We can provide more than one variable to split our dataframe. 
For example, we could split (or stratify) by whether patients have private health insurance and the number of days the patient has had reduced mobility (the reduced variable). 

In [25]:
results = ddply(doctorVisits, .(private,reduced), averageIllness )
results

private,reduced,average_illness
<chr>,<int>,<dbl>
no,0,1.343386
no,1,2.011628
no,2,2.327273
no,3,2.666667
no,4,2.285714
no,5,2.619048
no,6,2.461538
no,7,2.631579
no,8,2.461538
no,9,3.25


The ``split-apply-combine`` paradigm is a powerful way to apply a function to many different subsets of a dataframe and simplifies our code. 

### Assignment:

Remember that the first step is always to understand the data you are working with. Look [here](https://vincentarelbundock.github.io/Rdatasets/doc/AER/DoctorVisits.html) for more information about the columns in the data.

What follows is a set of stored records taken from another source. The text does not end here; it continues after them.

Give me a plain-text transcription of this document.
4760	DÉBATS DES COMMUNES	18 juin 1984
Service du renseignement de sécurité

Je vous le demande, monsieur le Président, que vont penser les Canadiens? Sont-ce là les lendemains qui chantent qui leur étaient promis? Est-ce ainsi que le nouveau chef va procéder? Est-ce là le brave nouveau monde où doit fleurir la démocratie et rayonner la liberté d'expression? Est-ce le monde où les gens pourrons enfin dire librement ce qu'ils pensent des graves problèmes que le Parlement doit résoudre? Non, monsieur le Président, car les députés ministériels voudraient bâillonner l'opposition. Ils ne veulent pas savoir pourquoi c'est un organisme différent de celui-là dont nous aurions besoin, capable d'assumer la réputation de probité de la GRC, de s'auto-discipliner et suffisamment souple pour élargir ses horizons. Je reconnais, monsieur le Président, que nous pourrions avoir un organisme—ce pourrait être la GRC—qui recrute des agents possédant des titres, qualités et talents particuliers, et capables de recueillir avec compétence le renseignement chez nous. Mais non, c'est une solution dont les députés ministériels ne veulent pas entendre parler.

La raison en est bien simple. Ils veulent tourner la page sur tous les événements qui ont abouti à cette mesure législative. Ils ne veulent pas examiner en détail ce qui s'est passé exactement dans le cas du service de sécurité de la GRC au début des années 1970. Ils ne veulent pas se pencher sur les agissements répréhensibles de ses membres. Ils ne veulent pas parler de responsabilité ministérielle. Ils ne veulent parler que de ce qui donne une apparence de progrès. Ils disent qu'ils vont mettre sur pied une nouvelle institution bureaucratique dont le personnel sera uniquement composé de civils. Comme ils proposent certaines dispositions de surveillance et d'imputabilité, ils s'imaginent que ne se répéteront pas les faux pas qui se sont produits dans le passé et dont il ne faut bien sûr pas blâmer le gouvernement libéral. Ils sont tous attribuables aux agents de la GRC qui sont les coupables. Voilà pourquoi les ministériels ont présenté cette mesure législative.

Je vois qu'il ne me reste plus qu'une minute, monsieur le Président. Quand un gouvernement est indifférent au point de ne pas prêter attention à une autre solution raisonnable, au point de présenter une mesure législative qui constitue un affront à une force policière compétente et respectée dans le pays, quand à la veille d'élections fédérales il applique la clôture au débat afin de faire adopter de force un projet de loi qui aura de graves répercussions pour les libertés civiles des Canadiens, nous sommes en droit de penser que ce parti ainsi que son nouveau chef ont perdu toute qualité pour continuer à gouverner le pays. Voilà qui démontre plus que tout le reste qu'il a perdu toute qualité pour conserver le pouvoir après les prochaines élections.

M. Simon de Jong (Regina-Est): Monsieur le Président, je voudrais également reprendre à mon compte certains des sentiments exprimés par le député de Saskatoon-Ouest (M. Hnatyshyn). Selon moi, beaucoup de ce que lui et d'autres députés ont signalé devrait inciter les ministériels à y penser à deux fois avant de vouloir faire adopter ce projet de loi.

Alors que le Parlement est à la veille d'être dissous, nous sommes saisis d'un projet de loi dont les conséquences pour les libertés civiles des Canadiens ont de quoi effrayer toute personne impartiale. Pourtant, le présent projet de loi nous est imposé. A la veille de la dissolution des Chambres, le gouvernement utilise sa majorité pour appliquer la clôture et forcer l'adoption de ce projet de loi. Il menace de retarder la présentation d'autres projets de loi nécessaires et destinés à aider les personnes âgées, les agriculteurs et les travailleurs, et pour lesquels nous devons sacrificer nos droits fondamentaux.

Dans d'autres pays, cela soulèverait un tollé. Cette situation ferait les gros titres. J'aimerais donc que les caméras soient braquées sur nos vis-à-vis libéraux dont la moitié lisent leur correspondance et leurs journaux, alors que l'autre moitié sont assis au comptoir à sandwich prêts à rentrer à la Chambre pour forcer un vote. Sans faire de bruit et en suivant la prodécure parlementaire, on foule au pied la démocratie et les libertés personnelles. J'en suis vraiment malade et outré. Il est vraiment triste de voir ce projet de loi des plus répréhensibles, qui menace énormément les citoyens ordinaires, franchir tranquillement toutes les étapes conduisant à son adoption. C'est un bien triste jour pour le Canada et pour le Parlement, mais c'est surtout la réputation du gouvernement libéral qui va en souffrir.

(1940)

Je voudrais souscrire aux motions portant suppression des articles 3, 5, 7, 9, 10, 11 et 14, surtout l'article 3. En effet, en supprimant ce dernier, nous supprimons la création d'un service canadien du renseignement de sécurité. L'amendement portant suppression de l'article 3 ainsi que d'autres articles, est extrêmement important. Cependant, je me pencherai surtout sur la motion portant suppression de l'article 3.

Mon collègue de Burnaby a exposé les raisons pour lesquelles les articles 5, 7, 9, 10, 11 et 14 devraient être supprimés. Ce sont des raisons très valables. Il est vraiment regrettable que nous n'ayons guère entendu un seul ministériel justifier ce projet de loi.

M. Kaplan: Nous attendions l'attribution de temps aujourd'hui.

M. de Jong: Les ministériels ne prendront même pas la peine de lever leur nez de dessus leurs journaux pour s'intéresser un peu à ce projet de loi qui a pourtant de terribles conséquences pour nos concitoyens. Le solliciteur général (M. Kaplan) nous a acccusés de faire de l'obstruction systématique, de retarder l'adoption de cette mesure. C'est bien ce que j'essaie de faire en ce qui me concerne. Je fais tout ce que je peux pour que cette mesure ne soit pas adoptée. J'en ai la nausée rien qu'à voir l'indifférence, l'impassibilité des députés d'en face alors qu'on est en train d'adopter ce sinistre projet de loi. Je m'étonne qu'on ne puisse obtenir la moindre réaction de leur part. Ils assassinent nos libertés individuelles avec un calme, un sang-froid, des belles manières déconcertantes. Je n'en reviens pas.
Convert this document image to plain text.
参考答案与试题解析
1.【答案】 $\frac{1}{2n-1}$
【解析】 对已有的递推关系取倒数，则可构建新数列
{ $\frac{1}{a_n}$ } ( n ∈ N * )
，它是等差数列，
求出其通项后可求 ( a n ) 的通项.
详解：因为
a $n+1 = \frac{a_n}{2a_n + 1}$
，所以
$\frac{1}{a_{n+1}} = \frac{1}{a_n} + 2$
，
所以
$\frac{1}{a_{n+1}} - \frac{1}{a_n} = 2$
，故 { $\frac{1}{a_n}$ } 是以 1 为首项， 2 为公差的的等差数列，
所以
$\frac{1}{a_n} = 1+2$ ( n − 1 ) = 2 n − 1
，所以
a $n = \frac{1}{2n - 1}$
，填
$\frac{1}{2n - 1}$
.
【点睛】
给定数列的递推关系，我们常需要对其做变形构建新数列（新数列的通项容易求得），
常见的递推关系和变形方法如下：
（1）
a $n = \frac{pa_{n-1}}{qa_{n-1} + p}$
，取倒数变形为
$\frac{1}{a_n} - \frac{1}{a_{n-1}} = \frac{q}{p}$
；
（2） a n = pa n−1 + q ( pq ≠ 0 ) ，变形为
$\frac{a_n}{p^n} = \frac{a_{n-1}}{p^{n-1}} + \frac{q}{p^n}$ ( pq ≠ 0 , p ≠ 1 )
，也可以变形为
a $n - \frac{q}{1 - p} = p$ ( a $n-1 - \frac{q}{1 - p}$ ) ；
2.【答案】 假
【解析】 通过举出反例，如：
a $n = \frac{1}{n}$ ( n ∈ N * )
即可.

1. Write a function called ``outline`` that takes as an argument a dataframe
    - The function will compute the sample mean, variance, and standard deviation for the variable age. 
    - The function should return a data frame with columns for each of these above three statistics. 
2. Apply our ``outline`` function to the Australian Health Survey (AHS)
3. Apply our ``outline`` function to patients in the AHS with and without private health insurance. 
4. Apply our ``outline`` function to patients in the AHS for all combination of presenance and absence of private health insurance (``private``) and number of illnesses in the past two weeks (``illness`` variable).